Over the weekend I drove down to Virginia to play some D&D with a convergence of friends from the DC/NYC/NJ/Toronto areas. The drive was made much more pleasant by listening to the Boiled Leather Audio Hour on the way.
BLAH is a Song of Ice and Fire/Game of Thrones podcast hosted by Sean T. Collins and Stefan Sasse. I don't agree with everything they have to say--I still don't buy that Game of Thrones isn't exploitative in its presentation of violence--but they raise a lot of interesting questions and have solid insights into the franchise.

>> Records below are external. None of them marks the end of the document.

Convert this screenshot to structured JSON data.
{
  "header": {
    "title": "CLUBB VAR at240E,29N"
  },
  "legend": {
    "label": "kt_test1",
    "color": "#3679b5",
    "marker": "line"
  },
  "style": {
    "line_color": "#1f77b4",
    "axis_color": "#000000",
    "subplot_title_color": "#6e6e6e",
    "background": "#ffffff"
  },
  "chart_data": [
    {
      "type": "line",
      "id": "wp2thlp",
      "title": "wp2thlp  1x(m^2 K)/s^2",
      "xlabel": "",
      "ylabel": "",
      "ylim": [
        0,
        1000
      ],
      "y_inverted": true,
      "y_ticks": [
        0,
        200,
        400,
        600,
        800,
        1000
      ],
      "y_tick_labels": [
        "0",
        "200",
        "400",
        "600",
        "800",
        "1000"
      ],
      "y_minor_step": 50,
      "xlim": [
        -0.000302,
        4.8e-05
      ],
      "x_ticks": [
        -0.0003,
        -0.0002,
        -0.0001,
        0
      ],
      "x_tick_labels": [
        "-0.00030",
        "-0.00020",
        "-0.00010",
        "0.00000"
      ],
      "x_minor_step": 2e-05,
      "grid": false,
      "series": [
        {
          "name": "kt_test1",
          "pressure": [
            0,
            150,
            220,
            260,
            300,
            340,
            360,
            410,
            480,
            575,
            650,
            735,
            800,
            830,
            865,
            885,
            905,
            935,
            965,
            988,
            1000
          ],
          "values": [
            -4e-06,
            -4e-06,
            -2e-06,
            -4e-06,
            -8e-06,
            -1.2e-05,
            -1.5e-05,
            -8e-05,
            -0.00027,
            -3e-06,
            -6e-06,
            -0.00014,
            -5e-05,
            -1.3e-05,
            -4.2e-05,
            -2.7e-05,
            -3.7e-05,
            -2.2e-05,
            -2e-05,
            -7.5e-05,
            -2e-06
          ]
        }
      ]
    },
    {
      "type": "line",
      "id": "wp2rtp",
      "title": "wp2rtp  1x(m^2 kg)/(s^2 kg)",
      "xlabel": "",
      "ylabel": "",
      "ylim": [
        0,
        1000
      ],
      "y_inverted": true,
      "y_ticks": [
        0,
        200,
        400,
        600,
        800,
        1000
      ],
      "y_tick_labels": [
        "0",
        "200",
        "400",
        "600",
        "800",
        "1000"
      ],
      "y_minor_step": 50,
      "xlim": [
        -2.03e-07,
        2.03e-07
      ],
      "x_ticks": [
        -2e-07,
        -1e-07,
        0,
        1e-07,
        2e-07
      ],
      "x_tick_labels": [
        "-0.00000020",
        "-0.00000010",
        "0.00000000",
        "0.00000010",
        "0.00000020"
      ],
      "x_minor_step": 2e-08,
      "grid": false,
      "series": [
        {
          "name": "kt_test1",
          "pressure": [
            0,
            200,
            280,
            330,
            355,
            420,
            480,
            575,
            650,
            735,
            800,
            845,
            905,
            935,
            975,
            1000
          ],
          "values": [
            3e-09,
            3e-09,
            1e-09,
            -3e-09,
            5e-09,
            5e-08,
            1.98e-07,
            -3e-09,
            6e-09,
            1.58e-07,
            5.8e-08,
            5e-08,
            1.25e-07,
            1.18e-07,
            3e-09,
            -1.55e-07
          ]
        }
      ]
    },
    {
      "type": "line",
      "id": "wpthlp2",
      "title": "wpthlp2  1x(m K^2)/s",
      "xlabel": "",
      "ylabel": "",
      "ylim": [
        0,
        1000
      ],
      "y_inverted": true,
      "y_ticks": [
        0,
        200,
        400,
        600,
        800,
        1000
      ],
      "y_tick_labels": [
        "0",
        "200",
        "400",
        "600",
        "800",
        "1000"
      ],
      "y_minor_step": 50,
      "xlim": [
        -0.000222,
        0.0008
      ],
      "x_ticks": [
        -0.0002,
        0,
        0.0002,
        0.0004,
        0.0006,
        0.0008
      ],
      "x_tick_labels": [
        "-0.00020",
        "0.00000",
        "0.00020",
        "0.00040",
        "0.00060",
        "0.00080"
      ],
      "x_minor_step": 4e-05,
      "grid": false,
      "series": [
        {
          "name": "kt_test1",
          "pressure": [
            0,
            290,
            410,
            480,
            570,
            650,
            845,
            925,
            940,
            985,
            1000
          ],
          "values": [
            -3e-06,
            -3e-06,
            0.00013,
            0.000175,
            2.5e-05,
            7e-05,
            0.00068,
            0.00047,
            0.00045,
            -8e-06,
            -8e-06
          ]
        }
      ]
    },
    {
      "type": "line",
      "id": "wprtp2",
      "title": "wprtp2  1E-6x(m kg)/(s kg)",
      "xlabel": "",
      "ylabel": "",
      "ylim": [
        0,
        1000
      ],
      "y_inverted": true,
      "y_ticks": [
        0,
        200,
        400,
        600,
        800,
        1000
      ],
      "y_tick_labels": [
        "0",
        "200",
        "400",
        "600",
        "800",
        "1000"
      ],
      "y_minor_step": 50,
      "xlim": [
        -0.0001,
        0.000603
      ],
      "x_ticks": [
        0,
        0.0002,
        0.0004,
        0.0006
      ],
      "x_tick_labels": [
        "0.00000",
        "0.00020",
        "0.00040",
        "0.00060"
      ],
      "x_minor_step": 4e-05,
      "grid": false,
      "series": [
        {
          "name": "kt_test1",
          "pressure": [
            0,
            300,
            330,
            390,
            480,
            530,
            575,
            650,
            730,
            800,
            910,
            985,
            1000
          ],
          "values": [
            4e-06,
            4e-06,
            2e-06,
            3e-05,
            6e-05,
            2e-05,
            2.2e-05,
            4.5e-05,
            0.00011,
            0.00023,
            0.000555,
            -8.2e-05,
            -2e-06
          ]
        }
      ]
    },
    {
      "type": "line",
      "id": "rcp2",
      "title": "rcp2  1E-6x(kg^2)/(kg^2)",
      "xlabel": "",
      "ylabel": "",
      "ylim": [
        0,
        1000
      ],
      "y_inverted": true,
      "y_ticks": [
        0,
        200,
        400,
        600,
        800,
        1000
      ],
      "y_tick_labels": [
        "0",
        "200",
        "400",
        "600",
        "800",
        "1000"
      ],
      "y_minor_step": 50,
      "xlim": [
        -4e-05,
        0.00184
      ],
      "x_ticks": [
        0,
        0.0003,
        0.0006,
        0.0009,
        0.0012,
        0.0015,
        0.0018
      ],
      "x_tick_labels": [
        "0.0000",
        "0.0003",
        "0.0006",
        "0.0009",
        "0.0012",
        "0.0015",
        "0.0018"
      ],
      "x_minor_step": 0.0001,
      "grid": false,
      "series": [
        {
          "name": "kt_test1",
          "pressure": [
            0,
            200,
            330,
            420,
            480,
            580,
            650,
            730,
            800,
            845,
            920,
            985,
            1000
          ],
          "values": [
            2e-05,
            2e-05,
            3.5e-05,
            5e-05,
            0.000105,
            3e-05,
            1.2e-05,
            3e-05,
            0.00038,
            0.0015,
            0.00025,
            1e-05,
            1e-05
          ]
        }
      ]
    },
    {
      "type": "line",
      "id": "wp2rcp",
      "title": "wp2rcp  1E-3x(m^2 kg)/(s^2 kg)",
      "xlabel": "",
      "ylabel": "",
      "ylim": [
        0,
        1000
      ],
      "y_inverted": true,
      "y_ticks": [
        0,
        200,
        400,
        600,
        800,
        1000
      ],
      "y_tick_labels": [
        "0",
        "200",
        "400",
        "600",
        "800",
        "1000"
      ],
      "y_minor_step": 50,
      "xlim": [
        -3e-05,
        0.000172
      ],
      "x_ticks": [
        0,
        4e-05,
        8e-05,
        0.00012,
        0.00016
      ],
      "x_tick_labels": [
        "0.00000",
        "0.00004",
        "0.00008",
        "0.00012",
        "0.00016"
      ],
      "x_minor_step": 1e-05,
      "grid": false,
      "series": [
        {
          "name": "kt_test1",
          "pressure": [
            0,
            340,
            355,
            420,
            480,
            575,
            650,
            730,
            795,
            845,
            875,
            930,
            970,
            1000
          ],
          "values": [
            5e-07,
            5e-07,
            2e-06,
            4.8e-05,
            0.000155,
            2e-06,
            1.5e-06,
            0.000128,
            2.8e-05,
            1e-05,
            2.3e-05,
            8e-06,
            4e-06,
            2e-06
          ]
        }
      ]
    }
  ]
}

I made a new first level character for the weekend's game:
Ivy Valerio, half-elf knowledge cleric. Ivy was abandoned or orphaned as a baby and left on the doorstep of an ascetic devoted to Jergal. Ivy grew up being trained as an undertaker and priestess of the forgotten god of death. Ivy was designed to be bad at combat; her low strength and dexterity meant that she is better off not using her mace or crossbow. Instead, she relies on her magic (sacred flame and inflict wounds) for damage--which was slightly a problem when I had to help destroy a magic diamond since I couldn't target it with any spells since it wasn't a "creature." Oops.
The rest of the party: gnome barbarian with an abiding hatred of goblins, dragonborn rogue who was formerly a fashion designer, human dandy highwaywoman, and a vengeful half-elf paladin.
Things that happened in game:
- Our most harrowing fight was against giant badgers.
- We may have used oil and ball bearings to remove a dead giant from a hole in the top of a stone pyramid.
- It is inappropriate to call a magical barrier a "hymen."
- Giorgio, the dragonborn rogue, nearly died and was brought back from death's door by magic so many times that he began to prefer the idea of death to constantly being brought back from beyond the pale.
- Other things fought: tiny shrunken goblins, orbs with tentacles and a hovering magic diamond, kobolds, magma men.
- We callously killed a small bear, which is probably for the best as it is likely we would have used it as a canary in a coal mine if we had kept it alive.
- A small giant is just a dude.
- I tried to use my character's shield as a stepping stone to cross a river of lava and rolled a one on my Athletics check. But fuck it, I survived and messed up a magical sigil of the Prince of Evil Elemental Fire. Fuck that guy.
- We hit second level, y'all.
Giorgio's player is the least experienced with D&D, so I made her this icon-coded character sheet. So when she was like "What is my speed?" I could say "It's by the boot." I also brought a set of color-coded dice so I could say "The blue one is the d4." She said that both were helpful.
Also, I drank a liquor called Incredible Hook.
Opinion was split on the merits of Incredible Hook; reactions ranged from "disgusting poison to "delicious, smooth poison." I was in the latter camp.
My partner-in-podcast brought me back this rad vinyl soundtrack to Castlevania from the Roadburn festival.
The hostess of D&D weekend gave us all prints from her recent art show. This is now mine.
Gotta find some wall space for it.
What did I listen to on the drive back?
I ran out of Boiled Leather podcasts to listen to, but I can tell you that this Ides of Gemini album is real good.